La lingua italiana è ricchissima di parole, espressioni, suoni. Pare che consti di 270.000 unità lessicali, i lessemi appunto, le parole. E parole sono anche le varie forme che i lessemi prendono una volta flessi per genere, numero, tempi verbali. In totale la lingua italiana dispone di circa 2 milioni di parole dicibili e scrivibili. Quante poi ne usiamo noi effettivamente, è un’altra storia.

C’è una parola per descrivere ogni elemento della natura, anche quella più piccola e invisibile, dal micro al macro; per delineare sfumature di sentimento e colore, carattere e circostanza. Ma in mezzo a questi due milioni di parole ne manca una. E la sua assenza spiega forse l’insostenibile, l’inenarrabile, l’abisso più profondo in cui una persona viene scaraventata. È il dolore per la perdita di un figlio o di una figlia.

Nella nostra lingua, così come in altre (non in tutte), una parola che indichi questa esperienza non c’è. Perché non ci sono parole, e se ci sono forse, possono capirle solo le persone che ne condividono la portata. Mario Mammato è padre di tre figli: Alfonso Maria, Chiara Elena e Riccardo. Nel 2012 Chiara Elena muore dopo una malattia sostenuta con grande coraggio e fede, per una bambina che ha poco più di 10 anni.
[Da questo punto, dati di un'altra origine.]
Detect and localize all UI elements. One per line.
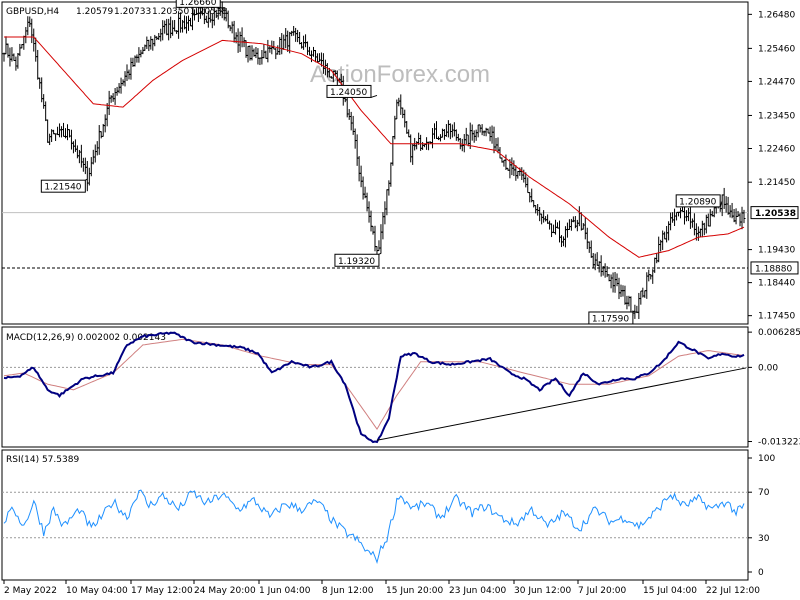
price-y-tick-label: 1.19430: [758, 246, 795, 256]
rsi-y-tick-label: 70: [758, 488, 770, 498]
current-price-badge: [750, 206, 799, 220]
macd-y-tick-label: 0.00: [758, 363, 778, 373]
x-tick-label: 2 May 2022: [4, 586, 57, 596]
macd-trendline: [376, 367, 747, 441]
x-tick-label: 22 Jul 12:00: [706, 586, 760, 596]
rsi-y-tick-label: 30: [758, 534, 770, 544]
price-y-tick-label: 1.25460: [758, 44, 795, 54]
macd-line: [3, 331, 745, 444]
x-tick-label: 15 Jun 20:00: [386, 586, 443, 596]
macd-y-tick-label: 0.006285: [758, 328, 800, 338]
annotation-label: 1.19320: [338, 257, 375, 267]
rsi-y-tick-label: 100: [758, 454, 775, 464]
annotation-label: 1.17590: [592, 314, 629, 324]
x-tick-label: 8 Jun 12:00: [322, 586, 374, 596]
annotation-label: 1.21540: [44, 183, 81, 193]
x-tick-label: 10 May 04:00: [66, 586, 128, 596]
x-tick-label: 7 Jul 20:00: [578, 586, 627, 596]
annotation-box: [334, 253, 380, 267]
x-tick-label: 15 Jul 04:00: [643, 586, 697, 596]
support-label: 1.18880: [755, 264, 792, 274]
x-tick-label: 30 Jun 12:00: [514, 586, 571, 596]
price-y-tick-label: 1.18440: [758, 279, 795, 289]
macd-label: MACD(12,26,9) 0.002002 0.002143: [6, 333, 166, 343]
moving-average-line: [4, 36, 745, 258]
support-badge: [750, 261, 799, 275]
price-y-tick-label: 1.21450: [758, 178, 795, 188]
watermark: ActionForex.com: [310, 61, 490, 88]
header-symbol: GBPUSD,H4: [6, 7, 59, 17]
price-panel: [1, 1, 749, 325]
price-y-tick-label: 1.26480: [758, 10, 795, 20]
rsi-label: RSI(14) 57.5389: [6, 455, 79, 465]
price-y-tick-label: 1.24470: [758, 77, 795, 87]
macd-signal-line: [3, 338, 745, 431]
annotation-label: 1.24050: [330, 88, 367, 98]
x-tick-label: 17 May 12:00: [131, 586, 193, 596]
current-price-label: 1.20538: [755, 209, 796, 219]
annotation-box: [40, 179, 86, 193]
annotation-label: 1.26660: [179, 0, 216, 8]
rsi-panel: [1, 449, 749, 581]
annotation-box: [588, 311, 634, 325]
macd-panel: [1, 326, 749, 448]
annotation-box: [175, 0, 221, 8]
rsi-y-tick-label: 0: [758, 568, 764, 578]
price-y-tick-label: 1.22460: [758, 144, 795, 154]
x-tick-label: 1 Jun 04:00: [259, 586, 311, 596]
price-y-tick-label: 1.17450: [758, 312, 795, 322]
macd-y-tick-label: -0.013223: [758, 438, 800, 448]
annotation-box: [326, 84, 372, 98]
header-high: 1.20733: [114, 7, 151, 17]
header-open: 1.20579: [76, 7, 113, 17]
x-tick-label: 23 Jun 04:00: [449, 586, 506, 596]
price-bars: [2, 1, 746, 320]
x-tick-label: 24 May 20:00: [194, 586, 256, 596]
price-y-tick-label: 1.23450: [758, 111, 795, 121]
header-low: 1.20350: [152, 7, 189, 17]
annotation-label: 1.20890: [679, 197, 716, 207]
annotation-box: [675, 194, 721, 208]
rsi-line: [3, 489, 745, 564]
annotation-leader: [370, 94, 378, 98]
Raccontare la storia di Chiara, per papà Mario, è difficilissimo. Il ricordo si bagna di lacrime che scendono senza sosta, la voce si spezza continuamente, le parole non sono sufficienti perché sopravvivere alla morte di un figlio è l’esperienza più dura a cui un genitore può essere chiamato. «In mezzo a tanto dolore – ricorda – siamo stati sostenuti da tutta la comunità ogliastrina, dalla Chiesa, dalle associazioni, dai sindacati, dalle scuole. Tutti insieme per Chiara. Da soli sarebbe stato impossibile reggere così tanta sofferenza. Anche mia moglie Maria Stella è andata via, a causa di una malattia, tre anni dopo Chiara. Siamo rimasti in tre e non è semplice. Mi salva Dio, la mia fede che nel tempo si è rafforzata, la preghiera costante, i miei figli, la mia famiglia, i ricordi belli vissuti con Chiara e Maria Stella, alcuni segni speciali e la certezza che loro ci siano ancora e che ci rincontreremo là dove comprenderemo i disegni di Dio, ora imperscrutabili».
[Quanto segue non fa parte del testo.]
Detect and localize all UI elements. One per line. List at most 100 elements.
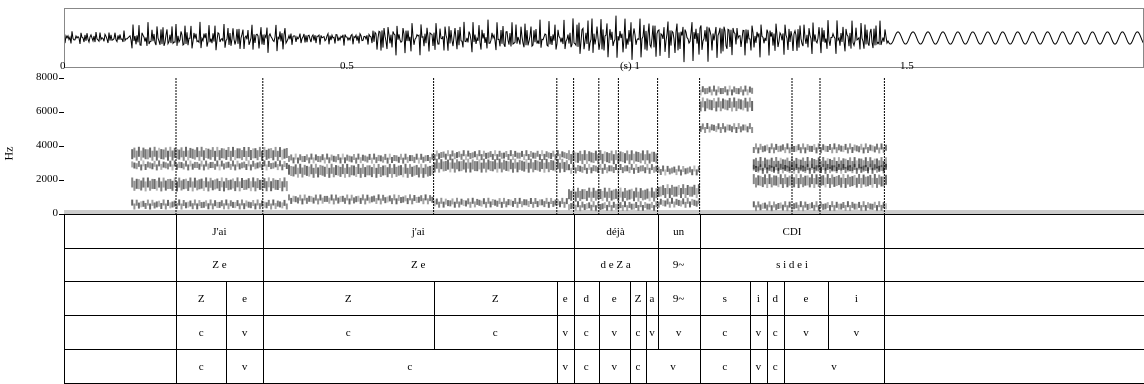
frequency-tick-label: 6000	[36, 105, 58, 117]
interval-boundary	[657, 215, 659, 248]
tier-interval-label[interactable]: s i d e i	[776, 258, 808, 271]
tier-interval-label[interactable]: s	[722, 292, 727, 305]
tier-interval-label[interactable]: Z	[344, 292, 352, 305]
tier-interval-label[interactable]: j'ai	[411, 225, 425, 238]
interval-boundary	[783, 350, 785, 383]
frequency-tick	[59, 214, 64, 215]
tier-interval-label[interactable]: v	[562, 360, 568, 373]
interval-boundary	[598, 316, 600, 349]
tier-interval-label[interactable]: c	[583, 326, 589, 339]
interval-boundary	[573, 282, 575, 315]
interval-boundary	[262, 282, 264, 315]
interval-boundary	[176, 282, 177, 315]
tier-interval-label[interactable]: c	[492, 326, 498, 339]
tier-interval-label[interactable]: Z e	[212, 258, 227, 271]
tier-interval-label[interactable]: c	[198, 326, 204, 339]
interval-boundary	[176, 350, 177, 383]
interval-boundary	[556, 316, 558, 349]
waveform	[64, 8, 1144, 68]
waveform-frame	[64, 8, 1144, 68]
tier-interval-label[interactable]: c	[772, 326, 778, 339]
tier-interval-label[interactable]: v	[853, 326, 860, 339]
interval-boundary	[766, 282, 768, 315]
tier-interval-label[interactable]: c	[772, 360, 778, 373]
interval-boundary	[766, 350, 768, 383]
tier-interval-label[interactable]: v	[611, 360, 617, 373]
interval-boundary	[699, 282, 701, 315]
interval-boundary	[699, 215, 701, 248]
tier-interval-label[interactable]: i	[756, 292, 760, 305]
interval-boundary	[598, 282, 600, 315]
tier-interval-label[interactable]: c	[635, 326, 641, 339]
tier-interval-label[interactable]: 9~	[672, 258, 685, 271]
tier-interval-label[interactable]: J'ai	[212, 225, 227, 238]
tier-interval-label[interactable]: e	[242, 292, 248, 305]
tier-left-border	[64, 214, 65, 383]
interval-boundary	[573, 248, 575, 281]
frequency-tick-label: 2000	[36, 173, 58, 185]
interval-boundary	[176, 215, 177, 248]
tier-interval-label[interactable]: Z	[634, 292, 642, 305]
tier-interval-label[interactable]: c	[722, 360, 728, 373]
tier-interval-label[interactable]: i	[854, 292, 858, 305]
tier-interval-label[interactable]: c	[198, 360, 204, 373]
spectrogram	[64, 78, 1144, 214]
tier-interval-label[interactable]: Z e	[411, 258, 426, 271]
tier-interval-label[interactable]: e	[803, 292, 809, 305]
interval-boundary	[176, 248, 177, 281]
tier-interval-label[interactable]: e	[611, 292, 617, 305]
tier-interval-label[interactable]: a	[649, 292, 655, 305]
interval-boundary	[699, 248, 701, 281]
tier-interval-label[interactable]: v	[241, 360, 248, 373]
frequency-tick	[59, 112, 64, 113]
tier-interval-label[interactable]: c	[345, 326, 351, 339]
interval-boundary	[573, 350, 575, 383]
interval-boundary	[573, 215, 575, 248]
spectrogram-energy	[64, 85, 1144, 214]
interval-boundary	[226, 316, 228, 349]
interval-boundary	[783, 282, 785, 315]
tier-interval-label[interactable]: v	[241, 326, 248, 339]
tier-interval-label[interactable]: v	[562, 326, 568, 339]
tier-interval-label[interactable]: un	[673, 225, 685, 238]
tier-interval-label[interactable]: 9~	[672, 292, 685, 305]
tier-interval-label[interactable]: c	[583, 360, 589, 373]
tier-interval-label[interactable]: Z	[491, 292, 499, 305]
interval-boundary	[262, 316, 264, 349]
interval-boundary	[573, 316, 575, 349]
tier-interval-label[interactable]: v	[831, 360, 837, 373]
interval-boundary	[750, 350, 751, 383]
tier-interval-label[interactable]: v	[670, 360, 676, 373]
tier-interval-label[interactable]: v	[755, 326, 762, 339]
interval-boundary	[226, 350, 228, 383]
tier-interval-label[interactable]: Z	[197, 292, 205, 305]
tier-interval-label[interactable]: d	[772, 292, 778, 305]
interval-boundary	[646, 282, 648, 315]
time-tick-label: 1.5	[900, 60, 914, 72]
tier-interval-label[interactable]: d	[583, 292, 589, 305]
interval-boundary	[657, 248, 659, 281]
tier-interval-label[interactable]: v	[675, 326, 682, 339]
tier-interval-label[interactable]: c	[407, 360, 413, 373]
interval-boundary	[262, 350, 264, 383]
time-tick-label: 0.5	[340, 60, 354, 72]
frequency-tick	[59, 146, 64, 147]
waveform-trace	[64, 15, 1144, 63]
tier-interval-label[interactable]: e	[562, 292, 568, 305]
tier-interval-label[interactable]: v	[649, 326, 655, 339]
tier-interval-label[interactable]: v	[803, 326, 809, 339]
frequency-tick-label: 0	[52, 207, 59, 219]
tier-interval-label[interactable]: CDI	[782, 225, 802, 238]
tier-interval-label[interactable]: c	[722, 326, 728, 339]
interval-boundary	[884, 316, 886, 349]
interval-boundary	[629, 316, 631, 349]
tier-interval-label[interactable]: c	[635, 360, 641, 373]
tier-interval-label[interactable]: d e Z a	[600, 258, 631, 271]
time-tick-label: (s) 1	[620, 60, 640, 72]
interval-boundary	[657, 282, 659, 315]
tier-interval-label[interactable]: v	[755, 360, 762, 373]
tier-interval-label[interactable]: déjà	[606, 225, 625, 238]
interval-boundary	[629, 350, 631, 383]
tier-interval-label[interactable]: v	[611, 326, 617, 339]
Chiara, ricorda Mario, era una bambina serena e allegra. Nella sua parrocchia faceva parte del gruppo dei ministranti e con gioia viveva la sua esperienza di fede. «Ricordo quando eravamo ospiti delle suore domenicane a Roma. Chiara era nel letto dell’ospedale. Mentre guardava dalla finestra il verde del giardino bellissimo, spontaneamente disse: «Vieni, vieni mio Gesù, in possesso del mio cuore, tu sei fiamma, tu sei amore, io vivo solo per Te». Una preghiera bellissima, straordinaria, sulle labbra di una bambina con un grande desiderio di vita, impegnata nella lotta contro la malattia, ma completamente affidata a Cristo. «Mi chiedo sempre se sono stato e se sono un buon padre», dice Mario. È la domanda che assilla i genitori nel desiderio costante che i figli siano felici. È l’amore che la suscita. E anche quando la morte porta via i nostri cari, l’amore donato e l’amore ricevuto, permette di sostenerne il peso. Anche quello della perdita di una figlia. Perché nell’amore si è padri per sempre.